Study of fluid flow, transport and reaction in porous media with the Lattice Boltzmann method

摘要

In this study, we simulate the transport and reaction of fluids in porous media with the technique of lattice Boltzmann. To simulate such a system, it is necessary to account for the interaction of forced convection, molecular diffusion and surface reaction. The problem is further complicated by the evolution of the porous media geometry due to chemical reactions, which may significantly and continuously modify the hydrologic properties of the media. The particular application that motivates the present study is acid stimulation, a common technique used to increase production from petroleum reservoirs. This technique involves the injection of acid (e.g., hydrochloric acid HC1, acetic acid HAc) into the formation to dissolve minerals comprising the rock. As acid is injected, highly conductive channels or wormholes may be formed. The dissolution of two carbonate rocks is simulated with the lattice Boltzmann model developed in this study. The dependence of dissolution process as well as the geometry of the final wormhole pattern on the injection rate, the acid type, the acid concentration, and the diffusivity constant is studied.
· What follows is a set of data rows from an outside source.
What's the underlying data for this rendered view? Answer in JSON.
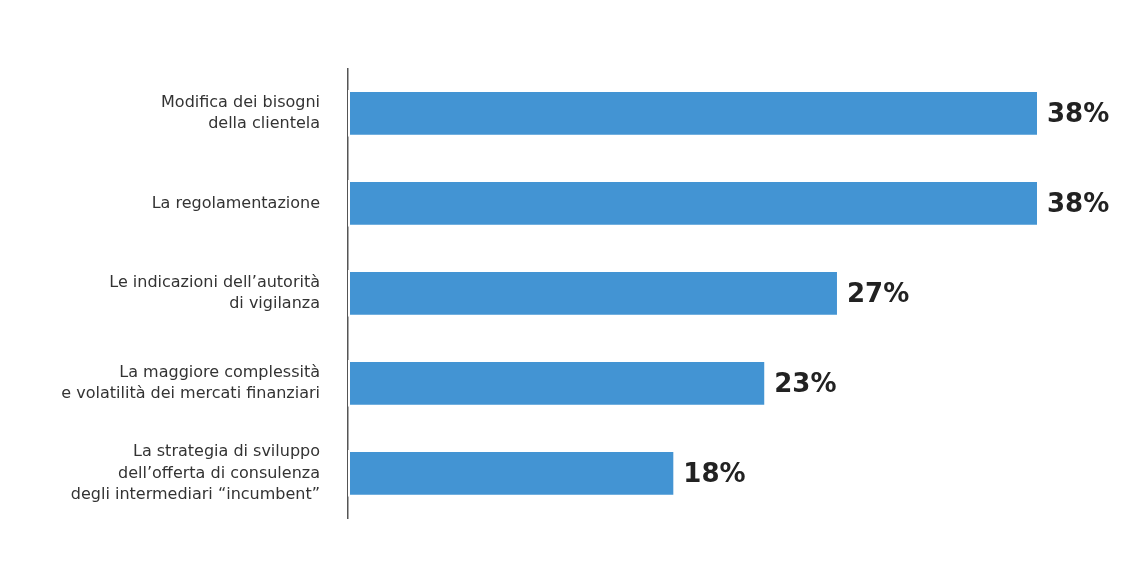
{
  "chart_data": {
    "type": "bar",
    "orientation": "horizontal",
    "categories": [
      "Modifica dei bisogni\ndella clientela",
      "La regolamentazione",
      "Le indicazioni dell’autorità\ndi vigilanza",
      "La maggiore complessità\ne volatilità dei mercati finanziari",
      "La strategia di sviluppo\ndell’offerta di consulenza\ndegli intermediari “incumbent”"
    ],
    "values": [
      38,
      38,
      27,
      23,
      18
    ],
    "value_labels": [
      "38%",
      "38%",
      "27%",
      "23%",
      "18%"
    ],
    "color": "#4394d3",
    "tick_labels": "y",
    "grid": false,
    "legend": false
  }
}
The results agree qualitatively with the experimental and theoretical analysis of others and substantiate the previous finding that there exists an optimal injection rate at which both the wormhole is formed and the number of pore volumes of the injected fluid to break through is minimized. This study confirms the experimentally observed phenomenon that the optimal injection rate decreases and the corresponding minimized number of pore volumes to break through increases as the acid is changed from HC1 to HAc. This study also shows that in wormhole formation, a low diffusion constant is more efficient than a high diffusion constant, and a low acid concentration results in a better economic utilization of acid.